I didn't realise, until I was refused use of a voucher in the "wrong" region, that the Co-Op was regionalised, and that one region's Co-Op didn't really care about the other Co-Ops.
Northern, Central and Southern are all apparently different organisations, but they don't really seem to like to advertise the fact.
Close to me there are co-ops from 3 different co-op groups. The co-op vouchers and discounts do only work in a shop from the appropriate group, but they are connected. With the ones I've tried, the overall annual dividend for "members" can be accumulated using the cards from the other groups.
I only got my first co-op loyalty card to try and work out how they worked. It turned out that most of the shop assistants weren't aware of the different "regions", and have no idea and that if you present a card from a different region why the discount doesn't come up despite the machines obviously recognising the card. It took a few months before one shop assistant actually new why the card wasn't fully working and told me that each group had its own loyalty card.
I haven't noticed the Tesco self-checkouts timing out the receipt option. IIRC they will "time out" to a "do you need more time?" screen. Asda presents a count-down from something reasonable (10 seconds?). I think Morrisons does the same. But the Co-Op just flashed it up and timed out so fast I didn't have time to react (as a newcomer).
One of my local co-ops (a national with blue loyalty card) gives you a count down of 3, but it appears to be less than 3 seconds. If I want a receipt I run my fingers repeatedly where the request receipt icon will eventually show until it does show and my request is acknowledged.

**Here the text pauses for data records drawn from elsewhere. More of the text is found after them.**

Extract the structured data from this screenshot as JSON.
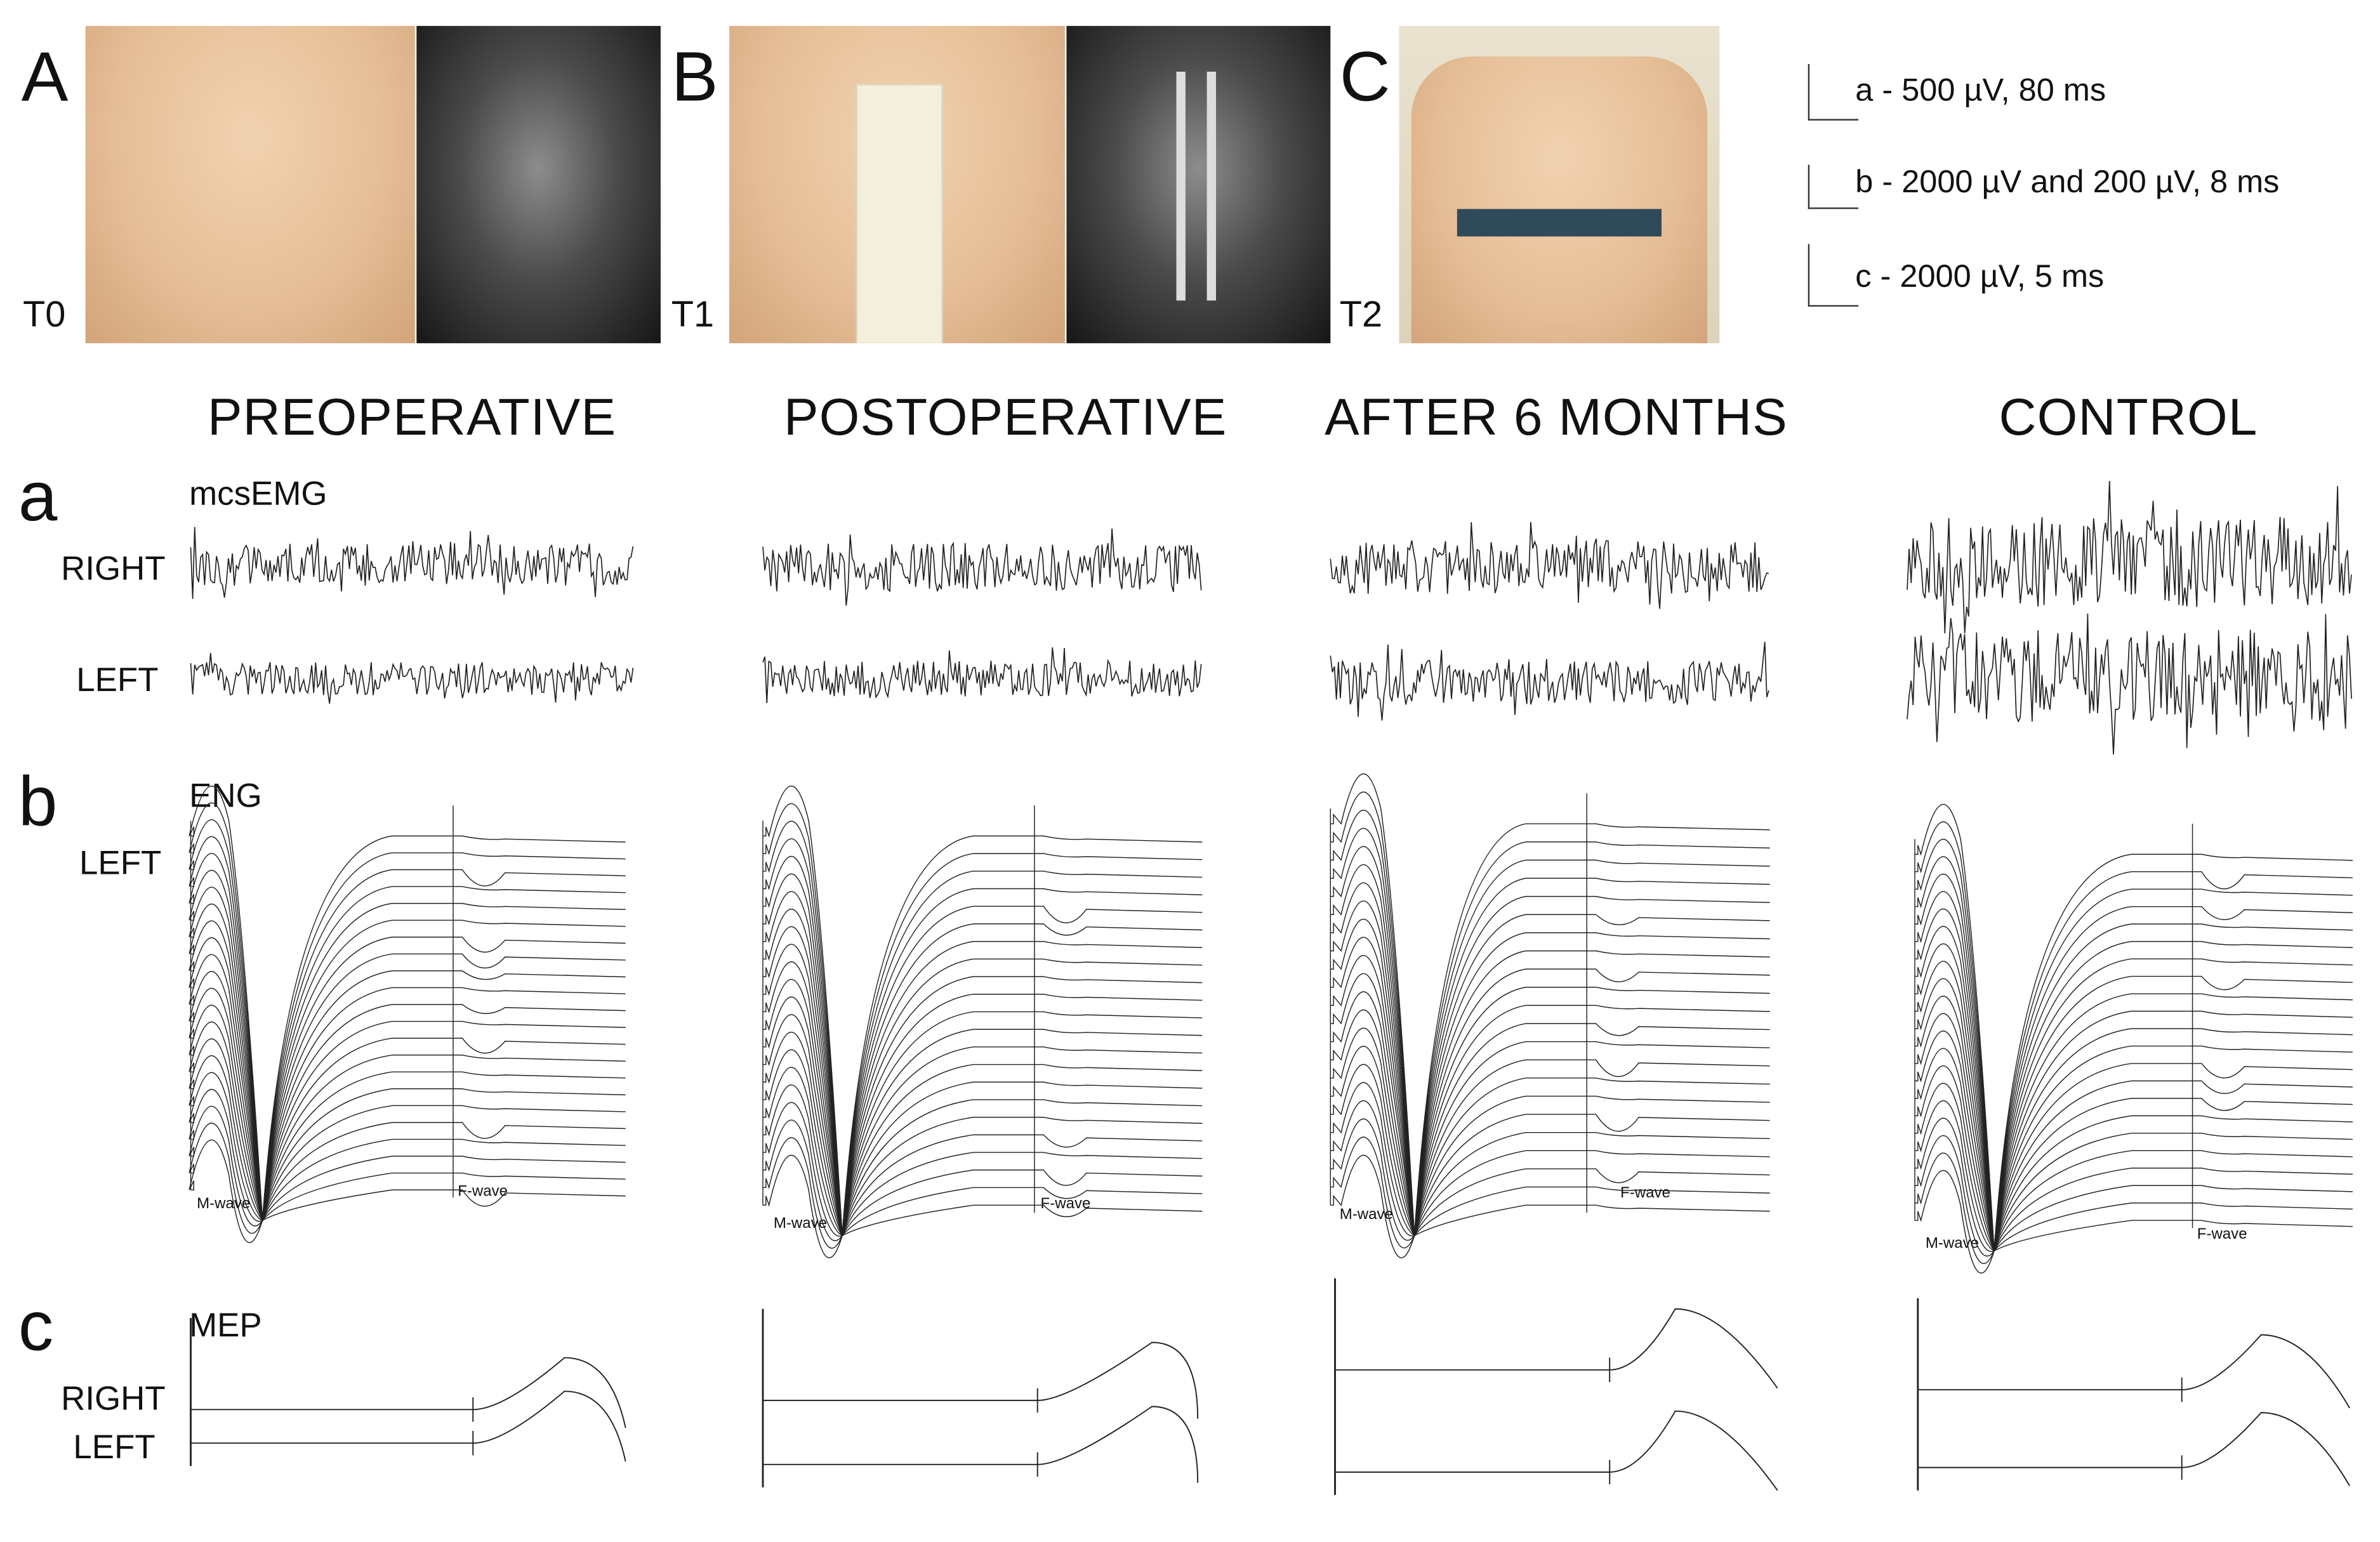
{
  "panels": [
    {
      "letter": "A",
      "timepoint": "T0"
    },
    {
      "letter": "B",
      "timepoint": "T1"
    },
    {
      "letter": "C",
      "timepoint": "T2"
    }
  ],
  "scale_legend": [
    {
      "text": "a - 500 µV, 80 ms"
    },
    {
      "text": "b - 2000 µV and 200 µV, 8 ms"
    },
    {
      "text": "c - 2000 µV, 5 ms"
    }
  ],
  "columns": [
    "PREOPERATIVE",
    "POSTOPERATIVE",
    "AFTER 6 MONTHS",
    "CONTROL"
  ],
  "rows": {
    "a": {
      "letter": "a",
      "title": "mcsEMG",
      "right": "RIGHT",
      "left": "LEFT"
    },
    "b": {
      "letter": "b",
      "title": "ENG",
      "left": "LEFT",
      "m_wave": "M-wave",
      "f_wave": "F-wave"
    },
    "c": {
      "letter": "c",
      "title": "MEP",
      "right": "RIGHT",
      "left": "LEFT"
    }
  },
  "colors": {
    "trace": "#222222",
    "skin": "#e6bf98",
    "xray": "#4b4b4b"
  }
}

But yes, I agree: particularly younger checkout operators get quite confused when I hand over more cash than they expect, to round up the change. Some get confused by cash at all. And some even just assume I don't want a receipt!
Two of the three co-op shops I visit had notices displayed stating that they do not issue receipts unless requested. These started to be displayed shortly after the "no mandatory receipt" policy came into force a couple of years ago for that region and have only recently been removed.
I always put the small change in first to reduce the amount of small change I end up with. So in your case I would get a fiver back as a note.
What
does annoy me is when a self-service till rejects the self-same small coins it gave me the previous time I used that till!
About six months ago I had a few coppers that I thought I would never got rid of without making an effort. At a Tesco I put them in first, then opted to pay the rest by card. What the machine did was to request 50 pence more than the remaining payment, and gave me no option that I could see for anything else. I paid what it requested (on autopilot while looking for any options) and it spurted out 50 pence of shrapnel at me. How I laughed!
Next time I looked for the cheapest item in my basket and paid for that separately in cash.
The same Tesco also hides its battery return bin. The spent battery bin is in an out of the way position and frequently hidden beyond a wall of creates full of empty boxes. Any one I know is free to give me their spent batteries and I'll take them to that Tesco next time I'm going.
I wouldn't bet on getting a note as change. I've had them dish out a heap of small change (i.e. silver and coppers, not £1 & £2 coins) when a fiver would do.
Hopefully no more then 20 pence of either one pence, or two pence. Any more of either is not legal tender.